Furthermore, I realize that many of the items on the list would appear on many other peoples' lists. This is a testament to the era I live in. I might have written "Meditate in the desert for five years" or "Win 10 duels," but I do not consider such things to be priorities. This, of course, is subject to change. Moreover, not all of the items on the above list are of equal priority. Their above arrangement is merely the order they came to mind.

Also, the above list is maybe a tad unrealistic. I will not be overly disappointed if I don't complete each of the tasks, but then I tend to get more done if I have a lot to do, so I don't plan on trimming the list down either.

Hope this helps. If you want to know more specifics let me know. I'll be spending a good portion of the day on the piano and trumpet (I'm giving my medical school applications a day's rest, or rather, yet another day's rest).

Monday, September 12, 2005

Confirm purchase: 1 month subscription of "Inactivity Unlimited"

Since no discernable progress has been made on the aforementioned list, I'll content myself to continue rambling about increasingly unimportant things.

I wrote a certain type of letter (my first, in fact) a month or so ago. It was nice and flowery and well metered with many a literary technique applied to it. I even took the time to revise it. Of course, I have no intention of ever showing this bit of writing to anyone, ever, save maybe a 26-year-old, heartbroken, angry-at-the-world version of myself. Yesterday, however, I discovered a set of papers that had been with my letter in a pile of my mom's stuff. The pages of the letter itself have yet to reveal themselves. I'm trying really hard not to make the connection.

Summer reading list (completed):
A Storm of Swords - George R. R. Martin
Tao Te Ching - Lao Tzu
Life of Pi - Yann Martel
Harry Potter and the Half-Blood Prince - J. K. Rowling
Love in the Time of Cholera - Gabriel Garcia Marquez
High Fidelity - Nick Hornby
Eragon - Christopher Paolini
Eldest - Christopher Paolini

Currently reading:
Franny and Zooey - J.D. Salinger
The Brothers Karamazov - Fyodor Dostoevsky

Future reading:
The Brothers K - David James Duncan
One Hundred Years of Solitude - Gabriel Garcia Marquez
For Whom the Bell Tolls - Ernest Hemingway
Things Fall Apart - Chinua Achebe
In the Beginning - Chaim Potok

Ambitious, I know, but I've always been better at reading than doing things that actually should be done.

I strained my back the other day, so I put ice on it. I even slept that way. Now my bed smells like peas. Like the kind from the pod that you freeze.

Wednesday, September 07, 2005

All beginnings are difficult

If I was to prioritize my life at this moment, opening myself up for public derision probably wouldn't make the Top 100. But I was never very good with numbers, nor priorities.

Well, maybe we (as in the collective I) will jot down a few priorities, just so I don't have to explain these things verbally to every person.

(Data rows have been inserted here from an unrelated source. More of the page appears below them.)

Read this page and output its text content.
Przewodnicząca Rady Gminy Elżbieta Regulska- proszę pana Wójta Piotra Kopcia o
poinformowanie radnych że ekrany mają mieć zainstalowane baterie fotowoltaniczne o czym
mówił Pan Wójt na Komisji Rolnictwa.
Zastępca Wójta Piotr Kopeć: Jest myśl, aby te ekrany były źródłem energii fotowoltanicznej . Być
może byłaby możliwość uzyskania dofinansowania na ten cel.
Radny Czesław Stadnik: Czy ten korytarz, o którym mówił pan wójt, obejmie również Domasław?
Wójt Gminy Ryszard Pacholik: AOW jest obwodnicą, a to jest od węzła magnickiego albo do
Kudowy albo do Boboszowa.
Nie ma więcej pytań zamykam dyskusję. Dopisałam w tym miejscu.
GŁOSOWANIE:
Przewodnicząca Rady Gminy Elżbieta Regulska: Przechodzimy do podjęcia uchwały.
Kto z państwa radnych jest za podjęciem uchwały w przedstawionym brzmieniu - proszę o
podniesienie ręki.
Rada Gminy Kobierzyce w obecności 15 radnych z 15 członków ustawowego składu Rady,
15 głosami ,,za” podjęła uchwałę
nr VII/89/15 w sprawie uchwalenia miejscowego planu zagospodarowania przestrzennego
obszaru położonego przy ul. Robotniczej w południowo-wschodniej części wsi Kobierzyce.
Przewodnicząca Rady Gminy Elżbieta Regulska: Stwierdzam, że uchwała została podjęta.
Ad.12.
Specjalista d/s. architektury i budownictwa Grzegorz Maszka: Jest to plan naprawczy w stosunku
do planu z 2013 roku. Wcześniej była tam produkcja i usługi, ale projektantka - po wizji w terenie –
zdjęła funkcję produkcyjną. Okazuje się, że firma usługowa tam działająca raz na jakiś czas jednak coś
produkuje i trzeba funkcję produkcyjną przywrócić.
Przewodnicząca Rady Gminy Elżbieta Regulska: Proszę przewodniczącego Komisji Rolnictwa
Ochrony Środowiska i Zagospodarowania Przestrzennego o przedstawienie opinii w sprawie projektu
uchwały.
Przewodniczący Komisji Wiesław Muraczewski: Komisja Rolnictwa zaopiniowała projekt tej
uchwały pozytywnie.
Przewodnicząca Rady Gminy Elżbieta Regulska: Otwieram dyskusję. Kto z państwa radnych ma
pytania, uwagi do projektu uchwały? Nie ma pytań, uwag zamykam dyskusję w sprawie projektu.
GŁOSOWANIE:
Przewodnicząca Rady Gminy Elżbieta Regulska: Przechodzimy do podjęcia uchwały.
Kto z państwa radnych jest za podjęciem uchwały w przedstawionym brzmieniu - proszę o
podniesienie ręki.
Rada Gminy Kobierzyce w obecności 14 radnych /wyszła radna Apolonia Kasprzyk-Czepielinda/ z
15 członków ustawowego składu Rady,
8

- resume work on Med school applications
- contact ADRA, Greg Frykman, and that school in St. Croix to see if I have a job next year
- wait and see if the Red Cross is going to need me in Baton Rouge
- email cool people that I don't talk to enough otherwise
- read another children's book
- wear pants tomorrow

I know it all sounds very ambitious and strenuous, but I have been going about these tasks at a modest pace. Wait, I misspoke. I've been thinking about these tasks at a modest pace.

I'll leave at this; any more and I might feel compelled to check my spellings, which is not a summer activity.